Provides command history and tab completion.
Allows defining aliases for long relation names.
Shows intermediate results after each statement.
We can start the Grunt shell by running the pig
command. Then we can type Pig Latin statements and press Enter to execute them.
For example:
pig
Grunt>
data = LOAD 'student.csv' USING PigStorage(',') AS (name:chararray, age:int, score:int);
Grunt>
DUMP data;
Grunt>
EXIT;
The Grunt shell is useful for testing and debugging Pig programs. However, for production jobs, it's better to use batch execution.
Execution model
Pig programs are executed in the following steps:
The Pig Latin script is parsed into a logical plan consisting of algebraic operators.
The logical plan is optimized to reduce the number of MapReduce jobs.
The optimized logical plan is converted into a physical plan consisting of MapReduce jobs.
The MapReduce jobs are executed on the Hadoop cluster.
The output is stored as specified.
This execution model involves several phases:
PARSE - Converts Pig Latin statements into a logical plan.
OPTIMIZE - Optimizes the logical plan to reduce MapReduce jobs.
GENERATE - Converts the optimized logical plan into a physical plan of MapReduce jobs.
EXECUTE - Runs the MapReduce jobs on Hadoop.

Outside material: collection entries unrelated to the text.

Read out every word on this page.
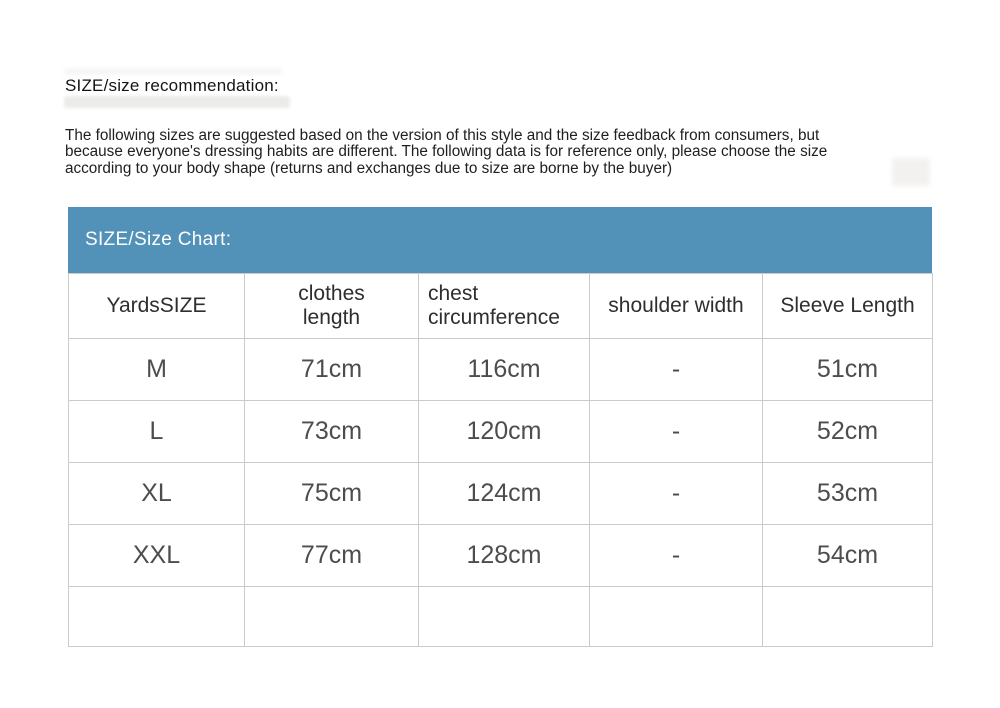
SIZE/size recommendation:
The following sizes are suggested based on the version of this style and the size feedback from consumers, but
because everyone's dressing habits are different. The following data is for reference only, please choose the size
according to your body shape (returns and exchanges due to size are borne by the buyer)
SIZE/Size Chart:
YardsSIZE	clothes length	chest circumference	shoulder width	Sleeve Length
M	71cm	116cm	-	51cm
L	73cm	120cm	-	52cm
XL	75cm	124cm	-	53cm
XXL	77cm	128cm	-	54cm
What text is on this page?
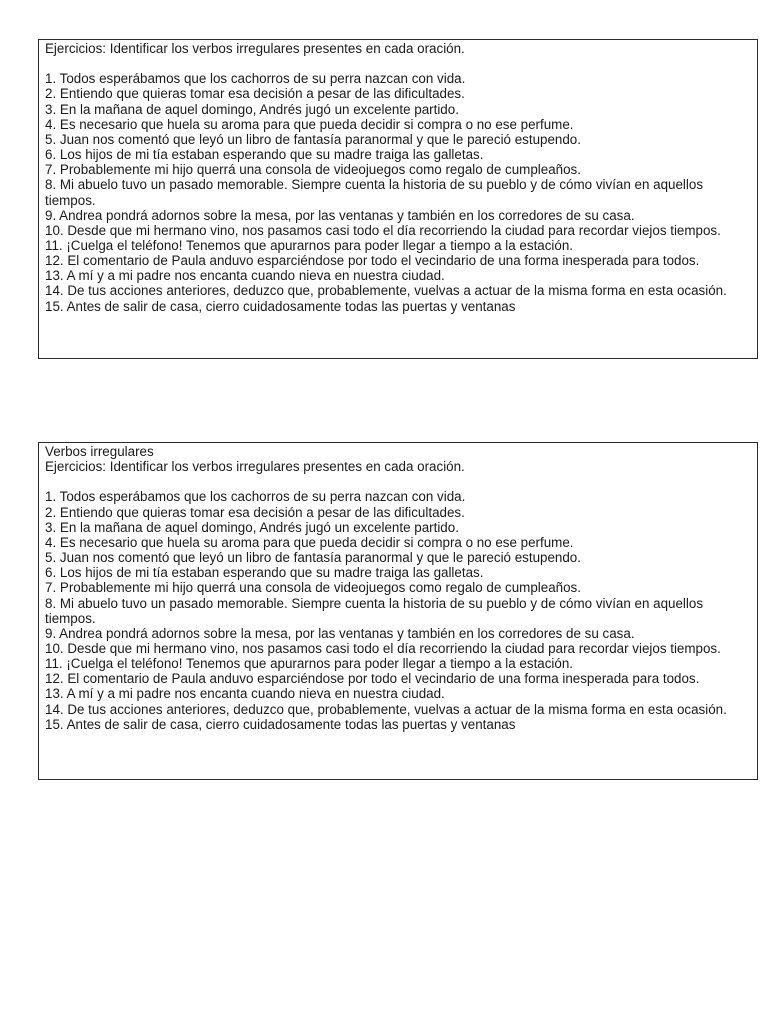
Ejercicios: Identificar los verbos irregulares presentes en cada oración.
1. Todos esperábamos que los cachorros de su perra nazcan con vida.
2. Entiendo que quieras tomar esa decisión a pesar de las dificultades.
3. En la mañana de aquel domingo, Andrés jugó un excelente partido.
4. Es necesario que huela su aroma para que pueda decidir si compra o no ese perfume.
5. Juan nos comentó que leyó un libro de fantasía paranormal y que le pareció estupendo.
6. Los hijos de mi tía estaban esperando que su madre traiga las galletas.
7. Probablemente mi hijo querrá una consola de videojuegos como regalo de cumpleaños.
8. Mi abuelo tuvo un pasado memorable. Siempre cuenta la historia de su pueblo y de cómo vivían en aquellos tiempos.
9. Andrea pondrá adornos sobre la mesa, por las ventanas y también en los corredores de su casa.
10. Desde que mi hermano vino, nos pasamos casi todo el día recorriendo la ciudad para recordar viejos tiempos.
11. ¡Cuelga el teléfono! Tenemos que apurarnos para poder llegar a tiempo a la estación.
12. El comentario de Paula anduvo esparciéndose por todo el vecindario de una forma inesperada para todos.
13. A mí y a mi padre nos encanta cuando nieva en nuestra ciudad.
14. De tus acciones anteriores, deduzco que, probablemente, vuelvas a actuar de la misma forma en esta ocasión.
15. Antes de salir de casa, cierro cuidadosamente todas las puertas y ventanas
Verbos irregulares
Ejercicios: Identificar los verbos irregulares presentes en cada oración.
1. Todos esperábamos que los cachorros de su perra nazcan con vida.
2. Entiendo que quieras tomar esa decisión a pesar de las dificultades.
3. En la mañana de aquel domingo, Andrés jugó un excelente partido.
4. Es necesario que huela su aroma para que pueda decidir si compra o no ese perfume.
5. Juan nos comentó que leyó un libro de fantasía paranormal y que le pareció estupendo.
6. Los hijos de mi tía estaban esperando que su madre traiga las galletas.
7. Probablemente mi hijo querrá una consola de videojuegos como regalo de cumpleaños.
8. Mi abuelo tuvo un pasado memorable. Siempre cuenta la historia de su pueblo y de cómo vivían en aquellos tiempos.
9. Andrea pondrá adornos sobre la mesa, por las ventanas y también en los corredores de su casa.
10. Desde que mi hermano vino, nos pasamos casi todo el día recorriendo la ciudad para recordar viejos tiempos.
11. ¡Cuelga el teléfono! Tenemos que apurarnos para poder llegar a tiempo a la estación.
12. El comentario de Paula anduvo esparciéndose por todo el vecindario de una forma inesperada para todos.
13. A mí y a mi padre nos encanta cuando nieva en nuestra ciudad.
14. De tus acciones anteriores, deduzco que, probablemente, vuelvas a actuar de la misma forma en esta ocasión.
15. Antes de salir de casa, cierro cuidadosamente todas las puertas y ventanas
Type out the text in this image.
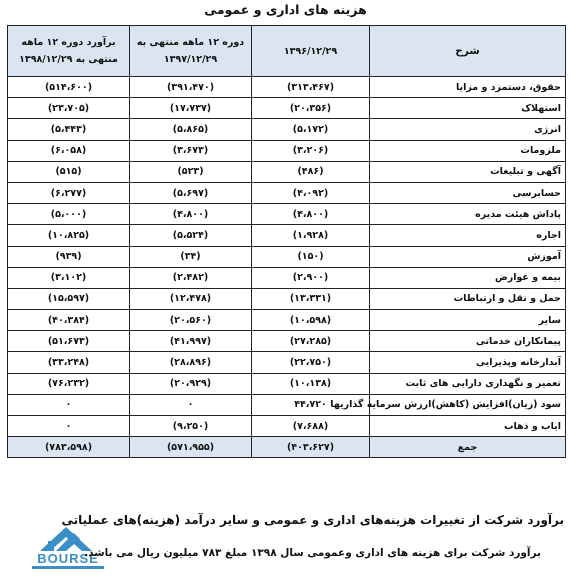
هزینه های اداری و عمومی
شرح	۱۳۹۶/۱۲/۲۹	دوره ۱۲ ماهه منتهی به ۱۳۹۷/۱۲/۲۹	برآورد دوره ۱۲ ماهه منتهی به ۱۳۹۸/۱۲/۲۹
حقوق، دستمزد و مزایا	(۳۱۳،۴۶۷)	(۳۹۱،۴۷۰)	(۵۱۴،۶۰۰)
استهلاک	(۲۰،۳۵۶)	(۱۷،۷۳۷)	(۲۳،۷۰۵)
انرژی	(۵،۱۷۲)	(۵،۸۶۵)	(۵،۴۴۳)
ملزومات	(۳،۲۰۶)	(۳،۶۷۳)	(۶،۰۵۸)
آگهی و تبلیغات	(۴۸۶)	(۵۲۳)	(۵۱۵)
حسابرسی	(۴،۰۹۲)	(۵،۶۹۷)	(۶،۲۷۷)
پاداش هیئت مدیره	(۴،۸۰۰)	(۴،۸۰۰)	(۵،۰۰۰)
اجاره	(۱،۹۲۸)	(۵،۵۲۴)	(۱۰،۸۲۵)
آموزش	(۱۵۰)	(۳۴)	(۹۳۹)
بیمه و عوارض	(۲،۹۰۰)	(۲،۴۸۲)	(۳،۱۰۲)
حمل و نقل و ارتباطات	(۱۳،۳۳۱)	(۱۲،۴۷۸)	(۱۵،۵۹۷)
سایر	(۱۰،۵۹۸)	(۲۰،۵۶۰)	(۴۰،۳۸۴)
پیمانکاران خدماتی	(۲۷،۲۸۵)	(۴۱،۹۹۷)	(۵۱،۶۷۳)
آبدارخانه وپذیرایی	(۲۲،۷۵۰)	(۲۸،۸۹۶)	(۳۳،۲۴۸)
تعمیر و نگهداری دارایی های ثابت	(۱۰،۱۳۸)	(۲۰،۹۲۹)	(۷۶،۲۳۲)
سود (زیان)افزایش (کاهش)ارزش سرمایه گذاریها	۴۴،۷۲۰	۰	۰
ایاب و ذهاب	(۷،۶۸۸)	(۹،۲۵۰)	۰
جمع	(۴۰۳،۶۲۷)	(۵۷۱،۹۵۵)	(۷۸۳،۵۹۸)
BOURSE
برآورد شرکت از تغییرات هزینه‌های اداری و عمومی و سایر درآمد (هزینه)های عملیاتی
برآورد شرکت برای هزینه های اداری وعمومی سال ۱۳۹۸ مبلغ ۷۸۳ میلیون ریال می باشد.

For batch execution, we run the Pig program using the pig
command as:
pig script.pig
This compiles and runs the program in the specified script file.
Operators and Functions in Pig
Data flow operators
These operators control the flow of data through the Pig Latin program. The main ones are:
LOAD - Loads data from an external source into a relation.
STORE - Stores a relation into an external storage source.
DUMP - Prints the contents of a relation to the console. Useful for debugging.
FILTER - Filters rows from a relation based on a condition.
FOREACH...GENERATE - Applies transformations to each row of a relation and generates a new relation.
For example:
LOAD 'data.txt' AS (name, age);
STORE result INTO 'output';
DUMP result;
filtered = FILTER data BY age > 30;
result = FOREACH filtered GENERATE name, age * 2;
Filter, join, and group operators
These operators modify or combine relations:
FILTER - Filters rows from a relation (mentioned above).
JOIN - Joins two relations based on a join condition.
COGROUP - Groups data from multiple relations by a key.
DISTINCT - Removes duplicate rows from a relation.
LIMIT - Limits the number of rows in a relation.
For example:
joined = JOIN data1 BY key, data2 BY key;
grouped = COGROUP data1 BY key, data2 BY key;
distinctData = DISTINCT data;
Built-in and UDF functions
Pig Latin provides many built-in functions to manipulate data:
Mathematical functions - ABS(), ROUND(), CEIL(), FLOOR(), etc.
String functions - TRIM(), SUBSTRING(), REPLACE(), REGEX_EXTRACT(), etc.
Logical functions - NOT(), OR(), AND(), etc.
Type conversion functions - TOINTEGER(), TOFLOAT(), etc.
For example:
result = FOREACH data GENERATE ROUND(column1), ABS(column2);
We can also define User Defined Functions (UDFs) in Java or Python to extend Pig's functionality.